Aktzeichnen werde in der zeitgenössischen Kunst gerade nicht so gepflegt, erzählt Borowski. Vielleicht, denke ich, ist es die Dauerverfügbarkeit nackter Körper in den Medien, die den Reiz nimmt, sich echten Menschen mit Stift und Papier zu nähern. Mit seinen Kursen möchte Borowski das ändern und den Teilnehmern wieder mehr Sinnlichkeit einflüstern: “Aktzeichnen hat auch etwas mit Erotik zu tun. In so einem Kurs begegnen sich Menschen, das hat Würze.”

An Erotik ist hier nicht zu denken. Ich muss mich auf Proportionen konzentrieren! Das richtige Verhältnis von Ober- und Unterkörper, die Länge von Gliedmaßen. Mir geraten seine Arme meist zu lang, die Unterschenkel zu kurz.

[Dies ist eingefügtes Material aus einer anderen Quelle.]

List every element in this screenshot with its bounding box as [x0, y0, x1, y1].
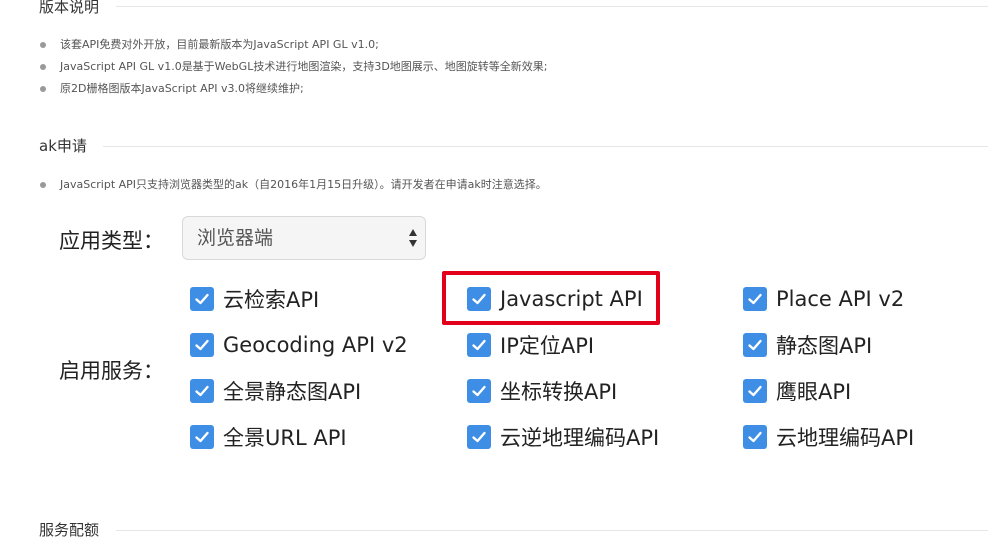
- app-type-select[interactable]: 浏览器端: [182, 216, 426, 260]
- service-checkbox-static-map[interactable]: 静态图API: [743, 330, 872, 360]
- section-title-quota: 服务配额: [39, 519, 99, 540]
- service-label: 全景URL API: [223, 426, 347, 450]
- service-checkbox-panorama-url[interactable]: 全景URL API: [190, 422, 347, 452]
- sort-arrows-icon: [409, 229, 417, 247]
- section-title-version: 版本说明: [39, 0, 99, 17]
- highlight-box: [442, 271, 660, 325]
- service-checkbox-geocoding-api[interactable]: Geocoding API v2: [190, 330, 408, 360]
- check-icon: [743, 287, 767, 311]
- service-label: Place API v2: [776, 287, 905, 311]
- service-label: IP定位API: [500, 334, 595, 358]
- service-checkbox-cloud-reverse-geocoding[interactable]: 云逆地理编码API: [467, 422, 659, 452]
- bullet-dot-icon: [40, 182, 46, 188]
- service-label: 全景静态图API: [223, 380, 362, 404]
- service-label: 坐标转换API: [500, 380, 618, 404]
- section-rule-quota: [116, 530, 988, 531]
- check-icon: [743, 425, 767, 449]
- bullet-dot-icon: [40, 64, 46, 70]
- check-icon: [190, 425, 214, 449]
- service-label: 鹰眼API: [776, 380, 852, 404]
- list-item: JavaScript API GL v1.0是基于WebGL技术进行地图渲染，支…: [39, 56, 548, 78]
- service-label: 静态图API: [776, 334, 873, 358]
- page: 版本说明 该套API免费对外开放，目前最新版本为JavaScript API G…: [0, 0, 993, 550]
- check-icon: [467, 425, 491, 449]
- service-checkbox-eagle-eye[interactable]: 鹰眼API: [743, 376, 851, 406]
- check-icon: [190, 333, 214, 357]
- check-icon: [467, 333, 491, 357]
- list-item: JavaScript API只支持浏览器类型的ak（自2016年1月15日升级）…: [39, 174, 547, 196]
- service-checkbox-cloud-geocoding[interactable]: 云地理编码API: [743, 422, 914, 452]
- check-icon: [743, 379, 767, 403]
- service-label: 云地理编码API: [776, 426, 915, 450]
- app-type-label: 应用类型：: [59, 229, 164, 253]
- service-label: 云检索API: [223, 288, 320, 312]
- services-label: 启用服务：: [59, 359, 164, 383]
- section-title-version-text: 版本说明: [39, 0, 100, 16]
- section-rule-version: [116, 6, 988, 7]
- app-type-select-value: 浏览器端: [197, 227, 274, 249]
- section-title-ak-text: ak申请: [39, 137, 87, 155]
- list-item: 该套API免费对外开放，目前最新版本为JavaScript API GL v1.…: [39, 34, 548, 56]
- service-label: 云逆地理编码API: [500, 426, 660, 450]
- check-icon: [467, 379, 491, 403]
- check-icon: [743, 333, 767, 357]
- check-icon: [190, 379, 214, 403]
- check-icon: [190, 287, 214, 311]
- bullet-dot-icon: [40, 42, 46, 48]
- section-title-quota-text: 服务配额: [39, 521, 100, 539]
- service-checkbox-coord-convert[interactable]: 坐标转换API: [467, 376, 617, 406]
- service-checkbox-panorama-static[interactable]: 全景静态图API: [190, 376, 361, 406]
- list-item: 原2D栅格图版本JavaScript API v3.0将继续维护;: [39, 78, 548, 100]
- ak-bullet-list: JavaScript API只支持浏览器类型的ak（自2016年1月15日升级）…: [39, 174, 547, 196]
- service-label: Geocoding API v2: [223, 333, 408, 357]
- section-title-ak: ak申请: [39, 135, 87, 156]
- service-checkbox-place-api[interactable]: Place API v2: [743, 284, 904, 314]
- service-checkbox-ip-location[interactable]: IP定位API: [467, 330, 594, 360]
- bullet-dot-icon: [40, 86, 46, 92]
- service-checkbox-cloud-search[interactable]: 云检索API: [190, 284, 319, 314]
- version-bullet-list: 该套API免费对外开放，目前最新版本为JavaScript API GL v1.…: [39, 34, 548, 100]
- section-rule-ak: [103, 146, 988, 147]
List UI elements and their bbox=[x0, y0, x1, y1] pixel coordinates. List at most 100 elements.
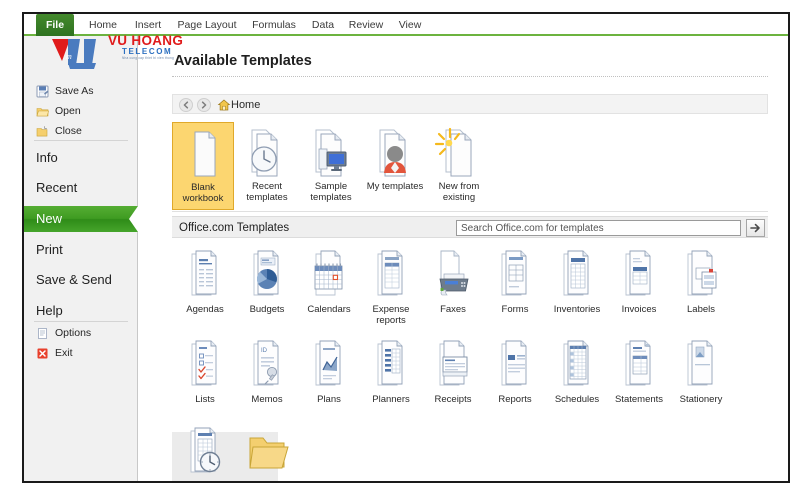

Gefällt mir eine Pose besonders gut, muss ich dreimal von vorn beginnen. “Wenn man etwas zu sehr will, verhaut man es”, sagt Borowski. Wenn mir der Körper nicht so gelingt, stürze ich mich auf Details, verziere den Körper mit Haaren. Als Ablenkungsmanöver.

Jetzt bin ich in Fahrt und fast traurig, als der Kursleiter die letzten Minuten ankündigt. Auf meinem Boden liegt zerknülltes Papier, meine Hände sind schwarz vom Kohlenstaub. Ich betrachte meine Werke, bin zufrieden. Ein “Bild von einem Mann” ist Gianluca auf meinem Papier nicht gerade geworden. Eher eine Karikatur. Borowski findet das sympathisch: “Es ist ein illustrativer Stil, hat was.”

Ich stecke meine Bilder in eine Mappe. Sobald der Virus-Wahnsinn vorbei ist, werde ich mal einen echten Kurs besuchen und dafür sorgen, dass es mehr Bilder von nackten Männerkörpern gibt – geformt vom weiblichen Blick.